Other societies are moving on. Dowries were once a universal practice, common to both the East and West. The European royalty used to gift large provinces as a part of their dowry obligations. Instead of political alliances, much less marital bliss, Europe became engulfed in incessant turmoil throughout much of its history, sparked by family rivalries and new landholdings. But that is now history.

Only in South Asia, especially in India, Pakistan, Bangladesh, Nepal, and Sri Lanka the practice of dowry elevated to an expensive art. Although this is illegal in these countries, India tops this wedding cake, so to speak, with a dowry death numbering 8,391 in 2010. That amounts to a shocking one dowry death per hour. Around 90% of murdered brides were educated, according to the statistics of India. Brides are not the only victims here. This cultural malaise has resulted in pandemic gender-specific abortions and distorted sex ratios, in much of India. The 2011 Indian population census reveals 940 females for every thousand males. Pakistan is also suffering badly from this curse. An estimated 3,379 dowry killings occurred during the 2004-2009 period, in addition to some 8,041 women killed over other types of property disputes.

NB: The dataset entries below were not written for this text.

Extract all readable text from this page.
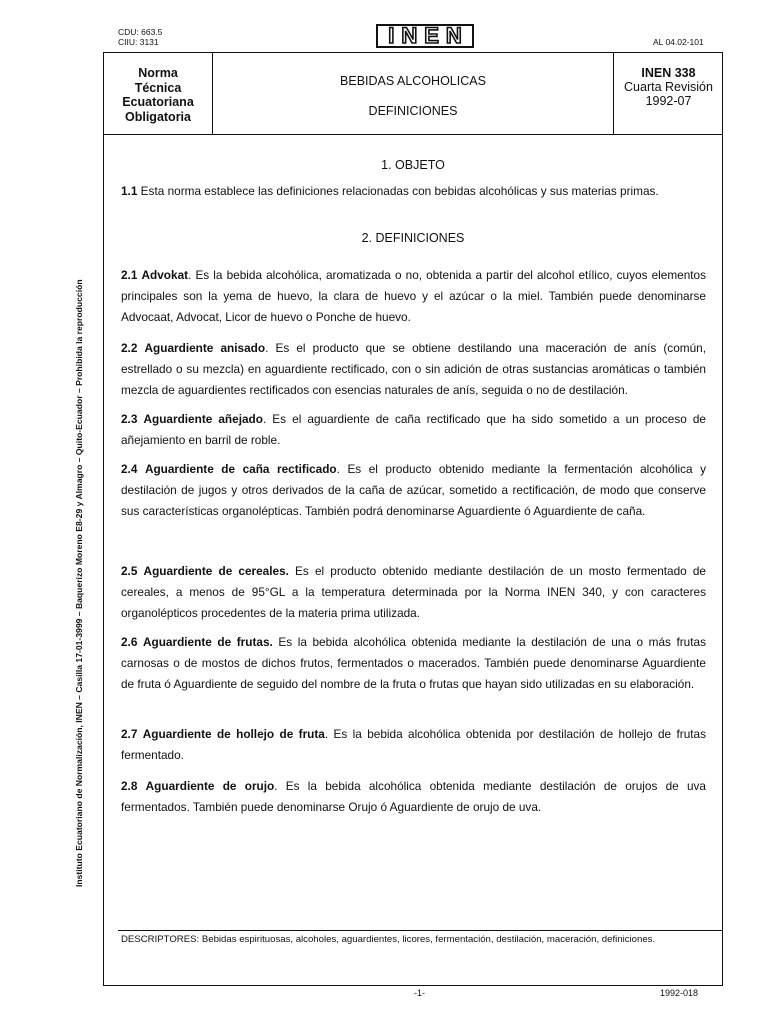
CDU: 663.5
CIIU: 3131	INEN	AL 04.02-101
Norma
Técnica
Ecuatoriana
Obligatoria
BEBIDAS ALCOHOLICAS
DEFINICIONES
INEN 338
Cuarta Revisión
1992-07
1. OBJETO

1.1 Esta norma establece las definiciones relacionadas con bebidas alcohólicas y sus materias primas.

2. DEFINICIONES

2.1 Advokat. Es la bebida alcohólica, aromatizada o no, obtenida a partir del alcohol etílico, cuyos elementos principales son la yema de huevo, la clara de huevo y el azúcar o la miel. También puede denominarse Advocaat, Advocat, Licor de huevo o Ponche de huevo.

2.2 Aguardiente anisado. Es el producto que se obtiene destilando una maceración de anís (común, estrellado o su mezcla) en aguardiente rectificado, con o sin adición de otras sustancias aromáticas o también mezcla de aguardientes rectificados con esencias naturales de anís, seguida o no de destilación.

2.3 Aguardiente añejado. Es el aguardiente de caña rectificado que ha sido sometido a un proceso de añejamiento en barril de roble.

2.4 Aguardiente de caña rectificado. Es el producto obtenido mediante la fermentación alcohólica y destilación de jugos y otros derivados de la caña de azúcar, sometido a rectificación, de modo que conserve sus características organolépticas. También podrá denominarse Aguardiente ó Aguardiente de caña.

2.5 Aguardiente de cereales. Es el producto obtenido mediante destilación de un mosto fermentado de cereales, a menos de 95°GL a la temperatura determinada por la Norma INEN 340, y con caracteres organolépticos procedentes de la materia prima utilizada.

2.6 Aguardiente de frutas. Es la bebida alcohólica obtenida mediante la destilación de una o más frutas carnosas o de mostos de dichos frutos, fermentados o macerados. También puede denominarse Aguardiente de fruta ó Aguardiente de seguido del nombre de la fruta o frutas que hayan sido utilizadas en su elaboración.

2.7 Aguardiente de hollejo de fruta. Es la bebida alcohólica obtenida por destilación de hollejo de frutas fermentado.

2.8 Aguardiente de orujo. Es la bebida alcohólica obtenida mediante destilación de orujos de uva fermentados. También puede denominarse Orujo ó Aguardiente de orujo de uva.

DESCRIPTORES: Bebidas espirituosas, alcoholes, aguardientes, licores, fermentación, destilación, maceración, definiciones.
-1-	1992-018
Instituto Ecuatoriano de Normalización, INEN – Casilla 17-01-3999 – Baquerizo Moreno E8-29 y Almagro – Quito-Ecuador – Prohibida la reproducción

In these societies, girls from poor families have become huge liabilities from the moment they are born. Dowry becomes a crude savings plan as soon as the birth certificate is signed. This pernicious tradition can continue, post-marriage, till the death of the bride’s parents. Therefore, dowry, instead of being a symbolic blessing conferred on a new household, has morphed into a parasitic curse. This is why they say “dowry is the price paid by parents to get daughters the post of a daughter-in-law.”

Once such customs are established, it becomes extremely difficult to eradicate them. As we can see in Pakistan, India and Bangladesh where the dowry system is entrenched, there are endless awareness debates, seminars, TV talk shows, articles in newspapers and magazines, and even awareness forums on the internet to combat this menace. Several NGOs are actively working to end this menace. But have they succeeded? Isn’t it up to the individual to say “no” to an oppressive, alien practice?

Maybe, it’s time for Chitrali youths to pave the way; to return to their roots, their culture and their age-old simplicity. It is time to regain our gentle age-old traditions, and least live and marry the way we used to.

Can we really ascribe a value -- and that too in rupee terms -- to our sisters, daughters and mothers? Aren’t they priceless?